Dal 2008 il mio pane quotidiano lo produco io.

Scelgo la farina, praticando una lievitazione tradizionale con pasta madre, consumandolo fino all’ultima briciola come mia nonna che trasformava il pane rinsecchito in pangrattato, schiacciandolo con un bottiglione di vetro.

Un atto ingenuo che mi permette di riflettere con le mani, oltre che col cervello, su un cibo simbolico che porta con sé tutti i paradossi di un sistema alimentare globalizzato e ingiusto. Negli ultimi decenni il cibo che mangiamo si è trasformato in prodotto industriale, in molti casi è diventato perfino potenzialmente nocivo per noi. Relativamente al grano, l’intervento genetico che ha subito (nanizzazione) è strettamente associato alla modificazione di una frazione del glutine, la “gliadina”, che lo ha reso meno riconoscibile all’organismo, da qui la diffusione di intolleranze.

Chi dice guerra dice fame

Il grano è stato da subito al centro della crisi bellica russo-ucraina. Secondo dati UN, il conflitto ha innescato una crisi che ha spinto 47milioni di persone verso la “fame acuta”: circa il 50% del grano bloccato nei porti ucraini è destinato a progetti del World Food Programme in Africa. L’India, inoltre, sotto la pressione di milioni di contadini eroici – spina dorsale del Paese -, nel 2022 ha vincolato l’esportazione di farine di grano ad autorizzazione governativa. Anche gli eventi climatici estremi, che interessano tutto il mondo, influiscono negativamente sulla produzione e i prezzi – guarda caso – sono strettamente legati proprio al modello agricolo industriale monocolturale che prevede altissimi input energetici esterni (come i pesticidi che spesso ritroviamo nella farina).

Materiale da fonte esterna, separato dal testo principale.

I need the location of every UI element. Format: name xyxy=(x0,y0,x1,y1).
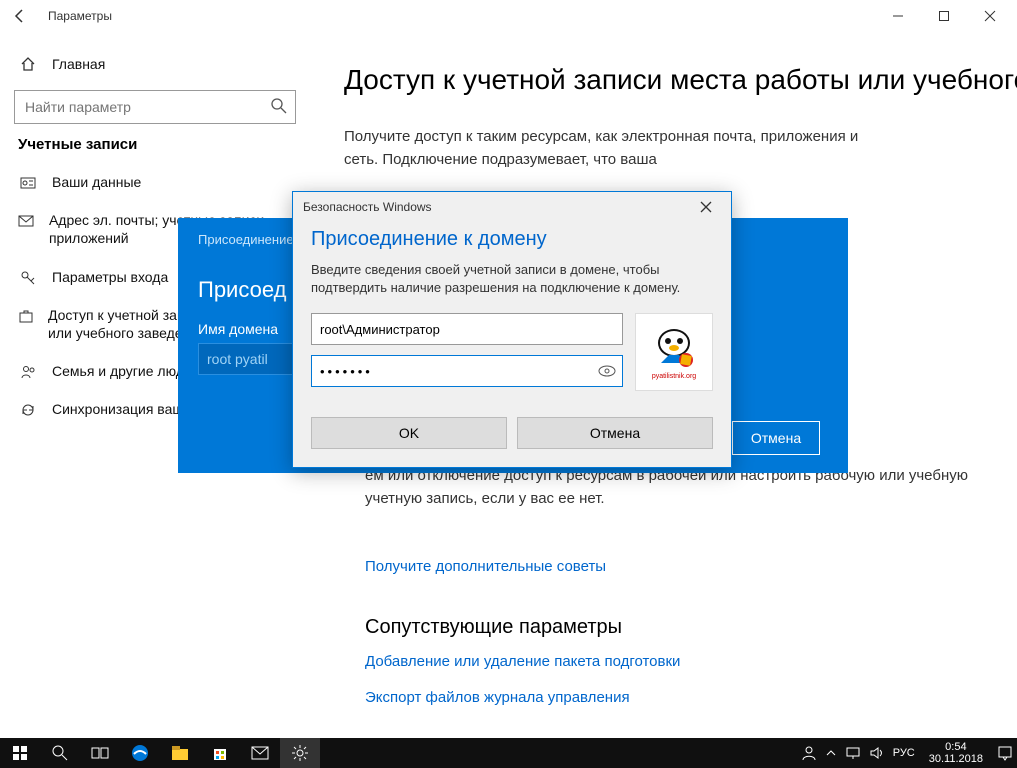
maximize-button[interactable] xyxy=(921,0,967,32)
close-button[interactable] xyxy=(967,0,1013,32)
start-button[interactable] xyxy=(0,738,40,768)
briefcase-icon xyxy=(18,306,34,324)
taskbar-app-settings[interactable] xyxy=(280,738,320,768)
sync-icon xyxy=(18,400,38,418)
sidebar-section-header: Учетные записи xyxy=(18,136,320,153)
ok-button[interactable]: OK xyxy=(311,417,507,449)
minimize-button[interactable] xyxy=(875,0,921,32)
security-heading: Присоединение к домену xyxy=(311,228,713,251)
tray-date: 30.11.2018 xyxy=(929,753,983,765)
search-icon xyxy=(270,97,288,115)
sidebar-item-your-info[interactable]: Ваши данные xyxy=(14,163,320,201)
home-icon xyxy=(18,56,38,72)
username-input[interactable] xyxy=(311,313,623,345)
sidebar-home[interactable]: Главная xyxy=(14,44,320,84)
security-desc: Введите сведения своей учетной записи в … xyxy=(311,261,713,297)
tray-volume-icon[interactable] xyxy=(869,746,885,760)
page-title: Доступ к учетной записи места работы или… xyxy=(344,64,1017,96)
panel-cancel-button[interactable]: Отмена xyxy=(732,421,820,455)
search-button[interactable] xyxy=(40,738,80,768)
sidebar-item-label: Семья и другие люди xyxy=(52,362,192,380)
titlebar: Параметры xyxy=(0,0,1017,32)
cancel-button[interactable]: Отмена xyxy=(517,417,713,449)
sidebar-home-label: Главная xyxy=(52,56,105,72)
security-dialog: Безопасность Windows Присоединение к дом… xyxy=(292,191,732,468)
page-intro: Получите доступ к таким ресурсам, как эл… xyxy=(344,126,884,171)
key-icon xyxy=(18,268,38,286)
people-icon xyxy=(18,362,38,380)
taskbar-app-edge[interactable] xyxy=(120,738,160,768)
related-link-export-logs[interactable]: Экспорт файлов журнала управления xyxy=(365,689,630,706)
tray-clock[interactable]: 0:54 30.11.2018 xyxy=(923,741,989,765)
taskbar: РУС 0:54 30.11.2018 xyxy=(0,738,1017,768)
tray-time: 0:54 xyxy=(929,741,983,753)
id-icon xyxy=(18,173,38,191)
sidebar-item-label: Ваши данные xyxy=(52,173,141,191)
tray-notifications-icon[interactable] xyxy=(997,745,1013,761)
back-button[interactable] xyxy=(4,0,36,32)
task-view-button[interactable] xyxy=(80,738,120,768)
tray-language[interactable]: РУС xyxy=(893,747,915,759)
sidebar-item-label: Параметры входа xyxy=(52,268,168,286)
window-title: Параметры xyxy=(48,9,112,23)
taskbar-app-store[interactable] xyxy=(200,738,240,768)
taskbar-app-explorer[interactable] xyxy=(160,738,200,768)
security-dialog-title: Безопасность Windows xyxy=(303,200,432,214)
related-heading: Сопутствующие параметры xyxy=(365,616,680,639)
password-input[interactable] xyxy=(311,355,623,387)
credential-image-label: pyatilistnik.org xyxy=(652,373,696,380)
tray-people-icon[interactable] xyxy=(801,745,817,761)
tray-network-icon[interactable] xyxy=(845,746,861,760)
credential-image: pyatilistnik.org xyxy=(635,313,713,391)
taskbar-app-mail[interactable] xyxy=(240,738,280,768)
related-link-provisioning[interactable]: Добавление или удаление пакета подготовк… xyxy=(365,653,680,670)
tray-chevron-icon[interactable] xyxy=(825,747,837,759)
dialog-close-button[interactable] xyxy=(691,192,721,222)
search-input[interactable] xyxy=(14,90,296,124)
tips-link[interactable]: Получите дополнительные советы xyxy=(365,558,606,575)
reveal-password-icon[interactable] xyxy=(597,361,617,381)
mail-icon xyxy=(18,211,35,229)
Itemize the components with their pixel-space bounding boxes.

In questo quadro, il grano è considerato una commodity il cui prezzo è determinato nelle grandi Borse merci: Chicago, Parigi e Mumbai. I pacchetti più rilevanti di azioni sono in mano a fondi internazionali proprietari anche delle società produttive con un controllo totale del settore, incluse le retribuzioni del lavoro contadino, drammaticamente basse.

Pasta di grano marzellina, Presidio Slow Food

Quindi dacci oggi il nostro grano quotidiano che valorizzi l’agrobiodiversità italiana e che racconti le storie delle comunità e dei territori con le loro innumerevoli diversità. Grani autoctoni che si sono evoluti per secoli nella nostra penisola, resilienti, meno produttivi magari, ma una concreta opportunità per le aree interne: dove poter costruire filiere indipendenti dalle dinamiche globalizzate, che connettono produttori e cittadini e i mulini, capaci di determinare prezzi stabili ed eque retribuzioni (dal grano al pane, il prezzo aumenta di oltre 17 volte).

Dacci un pane agricolo frutto di una produzione cerealicola tradizionale che nel nostro Paese ha generato mille forme del pane.